On Thursday, Friday and Saturday, there are clogs of wannabe patrons chillin’—literally—outside the doors, clutching vibrating, red-light-ringed alarms to let them know when they can come in out from the cold. Tucked inconspicuously—nearly invisibly—into a strip mall on Howe Avenue, Arigato’s signage is but a brief peripheral splash to the passing motorist before it’s passed. Circle back. Here’s why:
The restaurant’s centerpiece, as the name implies, is a spacious, sparkling white sushi bar lighted by dangling silver pods. A team of six or so black-uniformed chefs, behind glass cases crammed with fish, is focused on the numerous tasks at hand. There is no sense of feverish desperation to keep pace, merely stolid efficiency honed, no doubt, by the unremitting stream of customers.
Similarly, the waitresses gather to collect completed orders for the Pink Lady, (spicy tuna and crabmeat in a deep-fried roll) and the I [Heart] You roll (shrimp, crabmeat and cucumber), receipts spiked on a tall pile of filled orders of nigiri and specialty rolls.
The décor seems skewed to a youngish demographic. One wall is scalloped, like sand from lapping waves, lit with changing colors—blue, green, magenta. Silver bamboo stalks stand out against a red wall mat. There have been some recent improvements; a can of white paint and some drop clothes lie near the restrooms. Throbbing music beats below the white noise of table conversation.
Comparisons require yardsticks. So, absent atmosphere, it’s best to initially examine some items common to all sushi restaurants.

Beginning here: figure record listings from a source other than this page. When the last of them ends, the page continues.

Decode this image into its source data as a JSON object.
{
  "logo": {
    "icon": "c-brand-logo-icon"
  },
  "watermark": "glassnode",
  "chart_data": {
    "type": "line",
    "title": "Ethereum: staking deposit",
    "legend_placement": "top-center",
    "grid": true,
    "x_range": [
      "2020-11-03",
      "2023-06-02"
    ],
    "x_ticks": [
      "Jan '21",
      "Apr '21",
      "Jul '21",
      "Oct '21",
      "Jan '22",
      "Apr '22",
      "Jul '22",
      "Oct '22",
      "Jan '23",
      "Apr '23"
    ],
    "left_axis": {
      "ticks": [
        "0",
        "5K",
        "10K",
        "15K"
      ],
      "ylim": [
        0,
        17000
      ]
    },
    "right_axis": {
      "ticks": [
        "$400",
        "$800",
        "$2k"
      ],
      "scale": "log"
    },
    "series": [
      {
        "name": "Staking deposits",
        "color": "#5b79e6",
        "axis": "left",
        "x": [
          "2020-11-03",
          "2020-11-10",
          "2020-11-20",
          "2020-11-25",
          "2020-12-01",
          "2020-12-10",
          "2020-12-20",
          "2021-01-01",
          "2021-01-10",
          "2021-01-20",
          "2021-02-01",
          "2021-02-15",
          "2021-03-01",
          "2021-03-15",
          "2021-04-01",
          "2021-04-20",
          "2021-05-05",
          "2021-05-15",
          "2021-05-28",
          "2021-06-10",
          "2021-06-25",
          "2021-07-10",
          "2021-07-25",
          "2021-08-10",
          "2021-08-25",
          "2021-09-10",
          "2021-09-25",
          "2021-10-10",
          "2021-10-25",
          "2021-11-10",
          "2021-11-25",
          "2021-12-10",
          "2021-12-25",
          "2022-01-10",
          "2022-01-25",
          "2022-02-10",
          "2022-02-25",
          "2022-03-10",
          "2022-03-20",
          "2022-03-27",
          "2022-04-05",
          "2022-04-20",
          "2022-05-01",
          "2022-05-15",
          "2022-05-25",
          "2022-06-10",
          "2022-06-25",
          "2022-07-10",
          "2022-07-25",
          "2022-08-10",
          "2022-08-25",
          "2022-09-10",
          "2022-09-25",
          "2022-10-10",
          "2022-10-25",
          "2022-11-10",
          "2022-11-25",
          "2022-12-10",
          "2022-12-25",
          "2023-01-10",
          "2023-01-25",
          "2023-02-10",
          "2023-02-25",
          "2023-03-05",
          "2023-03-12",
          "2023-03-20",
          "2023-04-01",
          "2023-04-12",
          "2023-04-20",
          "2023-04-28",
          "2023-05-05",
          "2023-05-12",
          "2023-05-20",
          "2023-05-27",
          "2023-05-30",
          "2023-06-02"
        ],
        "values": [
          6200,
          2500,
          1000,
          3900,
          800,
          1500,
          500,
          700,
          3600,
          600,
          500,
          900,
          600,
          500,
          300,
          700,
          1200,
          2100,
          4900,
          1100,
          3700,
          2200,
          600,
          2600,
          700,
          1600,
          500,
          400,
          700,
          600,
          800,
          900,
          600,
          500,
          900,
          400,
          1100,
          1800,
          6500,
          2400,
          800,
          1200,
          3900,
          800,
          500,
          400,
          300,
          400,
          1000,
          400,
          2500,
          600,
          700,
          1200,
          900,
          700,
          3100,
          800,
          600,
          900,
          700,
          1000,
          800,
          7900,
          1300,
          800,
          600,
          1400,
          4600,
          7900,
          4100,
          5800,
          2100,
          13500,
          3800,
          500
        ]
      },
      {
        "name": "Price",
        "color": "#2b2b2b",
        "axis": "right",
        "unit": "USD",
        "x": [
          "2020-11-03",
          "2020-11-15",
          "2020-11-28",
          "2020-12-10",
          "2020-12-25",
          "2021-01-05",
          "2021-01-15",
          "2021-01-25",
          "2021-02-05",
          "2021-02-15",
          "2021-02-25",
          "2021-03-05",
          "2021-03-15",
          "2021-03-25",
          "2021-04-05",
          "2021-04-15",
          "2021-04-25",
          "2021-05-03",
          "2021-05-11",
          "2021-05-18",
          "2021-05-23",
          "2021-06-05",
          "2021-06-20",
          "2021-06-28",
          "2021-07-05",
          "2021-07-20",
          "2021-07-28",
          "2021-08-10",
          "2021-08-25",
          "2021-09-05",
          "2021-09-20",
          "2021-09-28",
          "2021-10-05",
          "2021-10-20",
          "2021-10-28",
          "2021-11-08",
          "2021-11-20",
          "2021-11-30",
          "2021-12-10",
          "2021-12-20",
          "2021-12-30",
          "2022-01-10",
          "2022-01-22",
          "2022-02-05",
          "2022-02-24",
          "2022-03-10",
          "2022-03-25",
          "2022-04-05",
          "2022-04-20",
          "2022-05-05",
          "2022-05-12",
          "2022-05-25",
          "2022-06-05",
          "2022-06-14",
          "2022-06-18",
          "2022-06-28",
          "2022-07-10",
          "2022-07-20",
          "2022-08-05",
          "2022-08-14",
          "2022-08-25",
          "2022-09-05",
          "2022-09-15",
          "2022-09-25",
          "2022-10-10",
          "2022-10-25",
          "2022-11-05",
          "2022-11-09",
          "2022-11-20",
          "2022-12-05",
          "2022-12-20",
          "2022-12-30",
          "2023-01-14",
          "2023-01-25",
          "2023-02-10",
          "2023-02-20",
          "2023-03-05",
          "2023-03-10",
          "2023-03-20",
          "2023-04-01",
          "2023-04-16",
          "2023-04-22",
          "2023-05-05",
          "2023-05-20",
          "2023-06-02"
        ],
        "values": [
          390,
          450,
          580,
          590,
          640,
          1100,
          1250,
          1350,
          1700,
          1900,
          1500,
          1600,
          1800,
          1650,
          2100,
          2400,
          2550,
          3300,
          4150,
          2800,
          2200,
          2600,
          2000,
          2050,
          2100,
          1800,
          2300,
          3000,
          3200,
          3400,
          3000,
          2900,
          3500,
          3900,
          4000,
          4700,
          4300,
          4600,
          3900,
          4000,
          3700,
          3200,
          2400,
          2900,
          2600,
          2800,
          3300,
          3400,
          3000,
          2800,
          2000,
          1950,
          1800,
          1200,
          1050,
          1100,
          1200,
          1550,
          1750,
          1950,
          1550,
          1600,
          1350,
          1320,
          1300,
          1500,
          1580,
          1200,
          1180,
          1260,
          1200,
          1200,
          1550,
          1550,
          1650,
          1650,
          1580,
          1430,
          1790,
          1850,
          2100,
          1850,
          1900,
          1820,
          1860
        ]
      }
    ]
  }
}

The miso here is somewhat bereft of the tofu and seaweed flotsam and jetsam found in many bowls elsewhere. Some version of pepperfin—which Zen Sushi calls Better Than Sex—and poki, the Hawaiian ahi dish that usually includes daikon slivers and wakame, are stalwarts.
At Arigato, which also boasts a location in Roseville, both compare favorably. The poki, with slices of cucumber and onion, is artfully presented and more than lives up to its “three red chili” billing in the menu with a boisterous, unrelenting assault on the tongue. The pepperfin—thin slabs of tuna, spattered with jalapeño slices, adrift in zippy ponzu sauce—comes on a triangular plate garnished with a tumbleweed of daikon threads. Diverging from other offerings of the same name, the fish is striped with a mustardy yellow sauce whose nuance is buried by the competing tastes.
There is also value in sampling signature dishes. In this case, that’s the Arigato roll, large both in size and expense—$15.95. This is an amalgam of five kinds of fish, plus deep-fried shrimp and the sweet shrimp, known as ebi usually offered as two-piece nigiri. There are two sauces, which the chefs will gladly light up with a splash of sriracha. This could also be named the “synergy roll”—the sum is greater than the parts.
Elsewhere, the Aloha Roll’s connection to the islands is tenuous, but the spicy tuna and spicy crabmeat coupled with seared albacore and some jalapeños is a memorable mix that is somewhat cooled by the yellow, mayonnaisey sauces.
The chef recommends the Spanish mackerel (aji) over the mackerel for dessert. He’s right, of course. There are beginner’s sushi samplers, bento boxes galore, and the usual udon, teriyaki and sukiyaki options. But, as the name implies, Arigato’s chief attraction is raw fish bits. And if that is what you crave, then this place’s crowds you should brave.